One of the earliest known visual records of the tango criollo, from 1903. It was common - and considered macho rather than homoerotic - for men to dance with one another. It is interesting to note that the taller man was an actor, Arturo de Nava, posing as an idle farmhand. Even at this early stage, establishing notions of 'authenticity' becomes a challenge.
It is difficult to disentangle the truth of his early career from his myth-making - he claimed to have made several trips around Europe between 1903 and 1907 - but he had evidently been a professional dancer for some time when he married his dancing partner, Martina, in 1908 and performed as part of Argentina's Centennial celebrations in 1910. First and foremost, he was an exhibition dancer, excelling in genteel forms such as the polka, mazurka and waltz. As he explained, tango took some time to make its way from the rough taverns of La Boca into polite society. He would later claim a large share of the credit for this transition.
By common consent, the two greatest dancers of the guarda vieja were 'El Vasco' and 'El Cachafaz' ('The Scoundrel'), José Benito Bianquet. Like his rival, El Cachafaz had humble origins. He too had first learned to dance to Italian barrel organs, and moved from dancing in taverns to honing his technique at the most chic nightclubs of the capital. Both men would ultimately set their sights on Europe, but here they differed: while El Vasco became more famous abroad, El Cachafaz became a legend at home. Both specialised in a muscular, unadorned style of tango broadly referred to as tango criollo, favouring brisk, compact steps and a slightly crouched posture, which would live into the 1920s and beyond as the suave canyengue.
The Tango Comes to Paris
A French publication hypes 'Le Tango' in mid 1913. Note the similarity of the dancers' costumes to those seen in the French tango sequences of '4 Horsemen'.
Tangueros had been coming to Paris since at least 1907, but it was not until late 1911 that tango fever truly began to grip the capital. The triumph of Serge Diaghliev's Ballets Russes had created an appetite for exotica that was amply fed by an obscure, rather disreputable dance from the barrios of Buenos Aires. Those who had actually learned in Argentina obtained a special cachet. Soon, Argentinians dancers and musicians were flooding Paris, eager to cash in.

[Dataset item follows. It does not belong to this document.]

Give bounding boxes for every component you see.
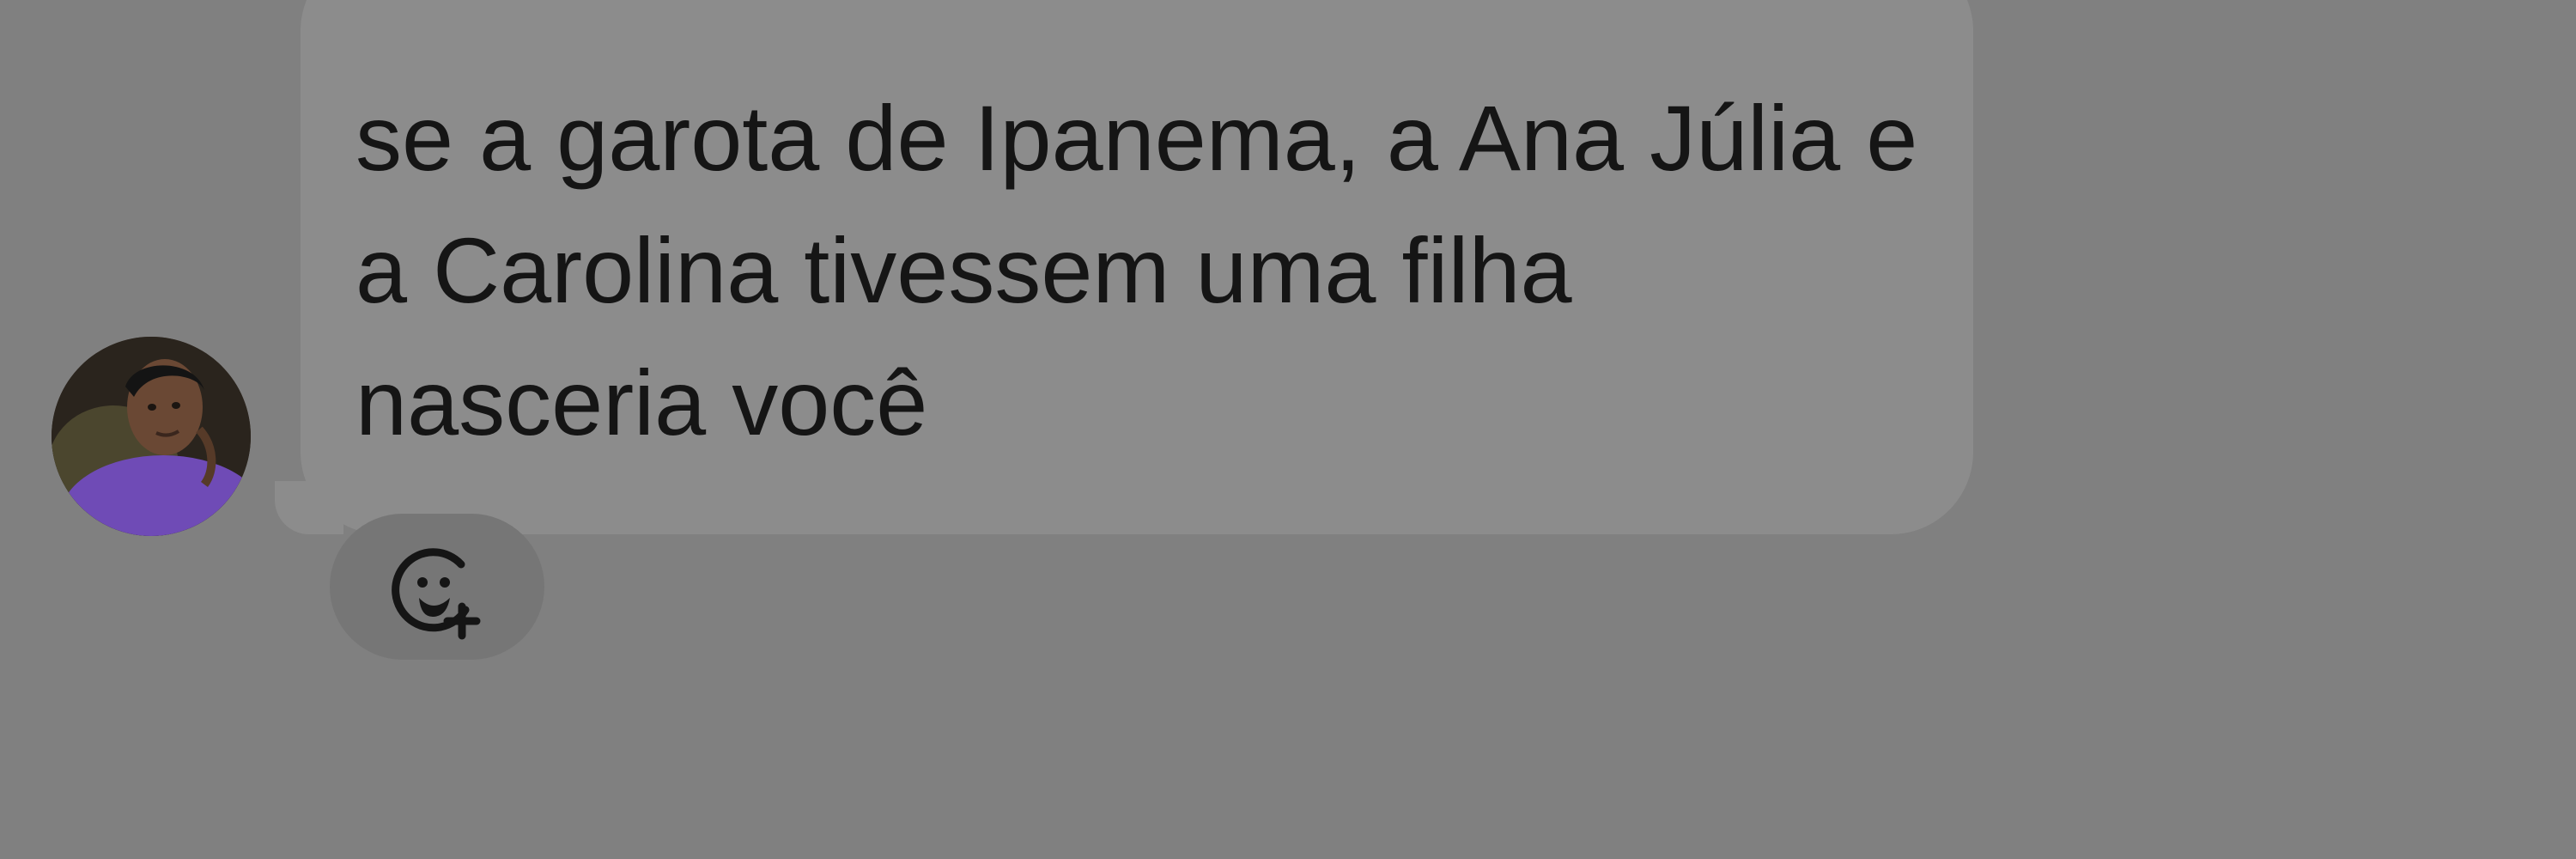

‘The fashion had brought over professors from the other side of the sea, compatriots from the slums of Buenos Aires, haughty and confused at being applauded like famous lecturers or tenors,' wrote Vincente Blasco Ibáñez in 4 Horsemen of the Apocalypse. Some were ambitious amateurs - but others were amongst Argentina's finest dancers. Who better to capitalise on the craze than 'El Vasco', conversant in French, Italian and Spanish, and hungry for fame?
Argentinian composer Alberto López Buchardo financed a passage to Paris for 'El Vasco' and his orquestra tipica - bandoneonist Vincente Loduca, violinist Eduardo Monelos, and pianist Celestino Ferrer. The group arrived in April 1913, quickly progressing from busking in the streets of Montmartre to playing the Princesse, a cabaret that would later become the unofficial headquarters of the tango in Paris, the legendary El Garrón.

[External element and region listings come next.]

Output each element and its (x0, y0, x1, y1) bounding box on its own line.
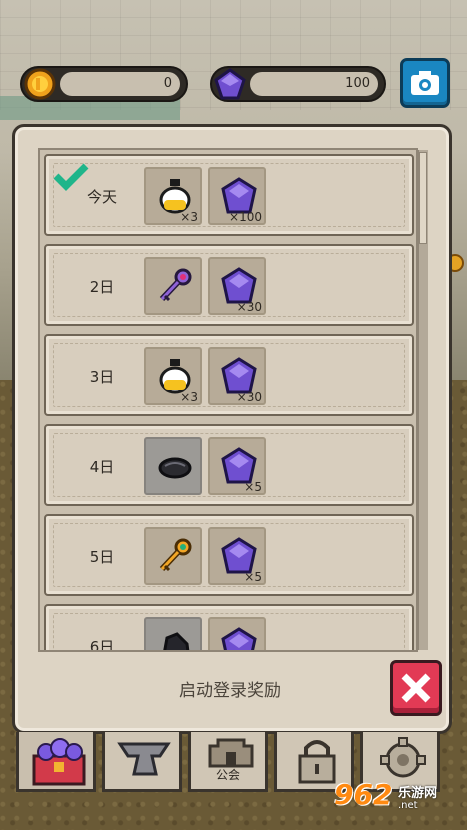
potion-icon (159, 359, 191, 394)
reward-qty: ×5 (244, 570, 262, 584)
coal-ore-icon (158, 457, 192, 479)
gem-counter: 100 (210, 66, 386, 102)
gem-amount: 100 (345, 76, 370, 91)
reward-slot: ×3 (144, 167, 202, 225)
day-label: 今天 (86, 188, 117, 206)
reward-slot (208, 617, 266, 650)
watermark-url: .net (398, 800, 418, 811)
purple-gem-icon (221, 627, 257, 650)
login-reward-title: 启动登录奖励 (179, 681, 281, 701)
purple-key-icon (159, 268, 192, 302)
day-label: 4日 (89, 458, 115, 476)
reward-slot: ×30 (208, 257, 266, 315)
reward-slot: ×3 (144, 347, 202, 405)
gold-counter: 0 (20, 66, 188, 102)
potion-icon (159, 179, 191, 214)
tab-label: 公会 (215, 768, 240, 782)
guild-tab[interactable]: 公会 (188, 732, 268, 792)
reward-slot: ×5 (208, 437, 266, 495)
watermark-site: 乐游网 (398, 786, 438, 801)
site-watermark: 962 乐游网 .net (326, 776, 462, 820)
purple-gem-icon (221, 447, 257, 484)
reward-qty: ×3 (180, 390, 198, 404)
purple-gem-icon (221, 267, 257, 304)
close-icon (401, 673, 431, 703)
day-label: 2日 (89, 278, 115, 296)
reward-slot (144, 437, 202, 495)
camera-icon (411, 71, 439, 95)
treasure-chest-tab[interactable] (16, 732, 96, 792)
anvil-tab[interactable] (102, 732, 182, 792)
day-label: 3日 (89, 368, 115, 386)
anvil-icon (117, 742, 171, 776)
purple-gem-icon (221, 357, 257, 394)
reward-slot: ×30 (208, 347, 266, 405)
day-label: 5日 (89, 548, 115, 566)
black-ore-icon (163, 632, 190, 650)
gold-amount: 0 (163, 76, 172, 91)
close-button[interactable] (390, 660, 442, 716)
reward-slot (144, 527, 202, 585)
reward-row-day6: 6日 (44, 604, 414, 652)
reward-slot (144, 257, 202, 315)
reward-row-today: 今天 ×3 ×100 (44, 154, 414, 236)
reward-slot (144, 617, 202, 650)
gold-key-icon (159, 538, 192, 572)
screenshot-button[interactable] (400, 58, 450, 108)
treasure-chest-icon (32, 738, 86, 786)
checkmark-icon (53, 163, 89, 191)
day-label: 6日 (89, 638, 115, 652)
reward-row-day4: 4日 ×5 (44, 424, 414, 506)
reward-row-day5: 5日 ×5 (44, 514, 414, 596)
reward-slot: ×100 (208, 167, 266, 225)
reward-qty: ×5 (244, 480, 262, 494)
reward-qty: ×30 (236, 300, 262, 314)
reward-list[interactable]: 今天 ×3 ×100 2日 ×30 3日 ×3 ×30 4日 ×5 5日 ×5 … (38, 148, 418, 652)
reward-qty: ×30 (236, 390, 262, 404)
gold-coin-icon (24, 68, 56, 100)
reward-slot: ×5 (208, 527, 266, 585)
purple-gem-icon (221, 537, 257, 574)
reward-qty: ×100 (229, 210, 262, 224)
reward-row-day3: 3日 ×3 ×30 (44, 334, 414, 416)
scrollbar-thumb[interactable] (419, 152, 427, 244)
reward-row-day2: 2日 ×30 (44, 244, 414, 326)
purple-gem-icon (214, 68, 246, 100)
reward-qty: ×3 (180, 210, 198, 224)
watermark-number: 962 (334, 778, 393, 811)
purple-gem-icon (221, 177, 257, 214)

An early postcard illustrating the dainty, chaste salon-style tango that evolved in Paris.
Tango underwent an irreversible evolution during its time in Paris. It was no longer the raw, rhythmic battle of wits and machismo of Buenos Aires - a dance still considered so distasteful as to be banned at the Argentine Embassy in Paris at the same time it was being celebrated in the city's most fashionable clubs. It was a smoother, simpler version which came to be known as 'tango de salon,' complete with a new lexicon of moves, new costumes, and a new sense of propriety. Under the French, tango was no longer a dance of the underworld, but one fit to be enjoyed by high society.
After 1913, the tango would never be quite the same. As always, the dance was a polyglot, pollinating and cross-pollinating with other styles. Professional tangueros such as Aín were expected to be as proficient at the French variant as the tango criollo they had danced in their youth. They could not help but bring this influence back to their homeland, inspiring some Argentinians to complain that their dance was now a compromised 'tango a la francesca.'
Thus began a vexed debate over authenticity that continues to this day. What is a 'true' Argentine tango?
Valentino In Paris
An early image of El Garròn from around 1920, soon after its transformation from the Princesse.

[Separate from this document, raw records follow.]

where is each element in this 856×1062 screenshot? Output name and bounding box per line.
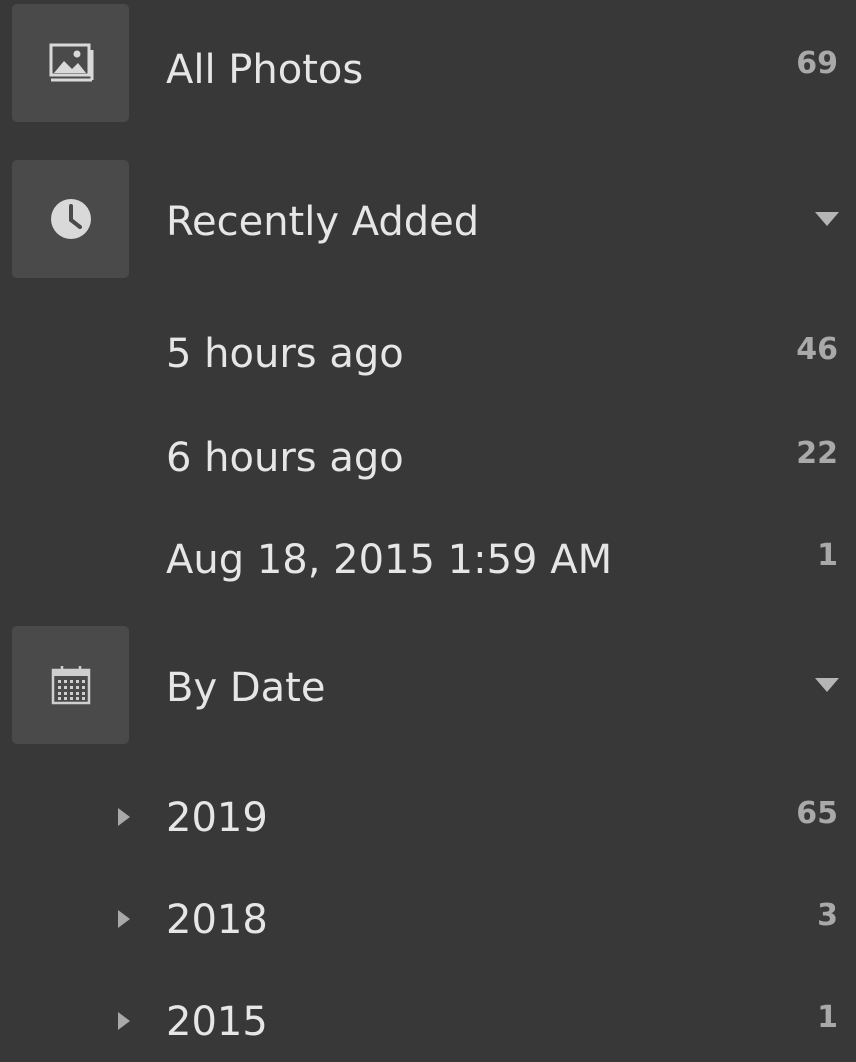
by-date-row[interactable]: By Date: [0, 626, 856, 744]
recent-item-label: 5 hours ago: [166, 331, 404, 377]
calendar-icon: [50, 664, 92, 706]
by-date-icon-tile[interactable]: [12, 626, 129, 744]
recently-added-label: Recently Added: [166, 199, 480, 245]
year-label: 2018: [166, 897, 268, 943]
library-panel: All Photos 69 Recently Added 5 hours ago…: [0, 0, 856, 1062]
year-count: 1: [817, 1000, 838, 1035]
year-row-2018[interactable]: 2018 3: [0, 876, 856, 966]
year-row-2019[interactable]: 2019 65: [0, 774, 856, 864]
chevron-right-icon[interactable]: [118, 910, 130, 928]
recent-item-6-hours[interactable]: 6 hours ago 22: [0, 414, 856, 504]
all-photos-row[interactable]: All Photos 69: [0, 4, 856, 122]
recent-item-count: 22: [796, 436, 838, 471]
year-count: 3: [817, 898, 838, 933]
recent-item-count: 46: [796, 332, 838, 367]
recent-item-count: 1: [817, 538, 838, 573]
recent-item-label: Aug 18, 2015 1:59 AM: [166, 537, 613, 583]
year-label: 2015: [166, 999, 268, 1045]
recently-added-row[interactable]: Recently Added: [0, 160, 856, 278]
recently-added-icon-tile[interactable]: [12, 160, 129, 278]
all-photos-count: 69: [796, 46, 838, 81]
image-icon: [48, 42, 94, 84]
chevron-right-icon[interactable]: [118, 1012, 130, 1030]
year-count: 65: [796, 796, 838, 831]
chevron-right-icon[interactable]: [118, 808, 130, 826]
chevron-down-icon[interactable]: [815, 212, 839, 226]
chevron-down-icon[interactable]: [815, 678, 839, 692]
year-label: 2019: [166, 795, 268, 841]
clock-icon: [48, 196, 94, 242]
all-photos-icon-tile[interactable]: [12, 4, 129, 122]
recent-item-aug-18-2015[interactable]: Aug 18, 2015 1:59 AM 1: [0, 516, 856, 606]
by-date-label: By Date: [166, 665, 326, 711]
recent-item-label: 6 hours ago: [166, 435, 404, 481]
all-photos-label: All Photos: [166, 47, 364, 93]
year-row-2015[interactable]: 2015 1: [0, 978, 856, 1062]
recent-item-5-hours[interactable]: 5 hours ago 46: [0, 310, 856, 400]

Valentino always remained evasive about his time in Paris, but to think that he did not encounter the tango there is to suggest that a teenager of 1964 might not have heard of the Beatles. It was not for nothing that author H.G. Wells branded 1913 'The Year of the Tango'. Aside from making his first tentative attempts at the dance, the young Valentino might have seen it performed at any number of venues - perhaps the Café de Paris, where an American-born dancer of European heritage named Maurice Mouvet had learned it from some visiting Argentinians, and would later claim to be the first to dance it professionally in Paris. Mouvet became a key figure in the development of the tango in America, where he would foster the career of Valentino's future dance partner, Joan Sawyer.
Interestingly, there is much evidence that Valentino and Maurice knew one another. Several of Valentino's friends, including socialite Dickie Warner and the director Robert Florey, maintained that Valentino had made an early screen appearance as an extra in Mouvet's now-lost filmThe Quest of Life (1916). Photos also exist of Mouvet visiting the set of Valentino's film Blood and Sand(1922). However, given Mouvet's movements during this period, is more likely that this acquaintance began when both were in New York as professional dancers working the same turf.
Valentino might well have seen Casimiro Aín and his current dance partner, Jasmine, at the Princesse - perhaps even met him. Aside from George Ullman's comment, it is impossible to confirm whether he mingled with the Argentinians who were temporarily making Paris home, though the fact that many shared his Italian heritage and could speak the language makes it a possibility.
Fellow passengers aboard his ship to New York confirm that Valentino was already an adept dancer by the time he left Paris. One way or another, the tango had already made its first impression upon the young man.
The former Minnie Ashley, Mrs William Astor Chanler, who brought Casimiro Aín to New York.
Amongst those who definitely did see Aín was a wealthy, artistic American known as Mrs William Astor Chanler. In the 1890s, she had been a well known Broadway actress, Beatrice 'Minnie' Ashley. Though famously wooed by William Randolph Hearst, she instead married William Astor Chanler, a career soldier. His taste for joining revolutionaries on the field of battle led to a reluctant separation, though they never officially divorced, and remained close. She now divided her time between New York and Paris, where he lived, in order to remain in touch with him. She soon urged Aín and his company to travel to America, telling the media that she hoped they would 'show New Yorkers what the real dance is like.'
This, then, was probably the 'Lady Astor' mentioned in Aín's obituary. She was related by marriage to the Astors (her husband was a grand-nephew to John Jacob Astor III), but she was not a member of the nobility. Another possibility is Helen Astor, wife of Vincent Astor and daughter-in-law of John Jacob Astor IV, both of whom regularly attended Aín's New York soirées. Either way, this suggests that whatever embroideries Aín performed on his recollections, they contained a kernel of truth.
By the end of 1913, both 'El Vasco' and young Rudolph Guglielmi, as he was then known, were destined for new horizons. The tango was coming to New York.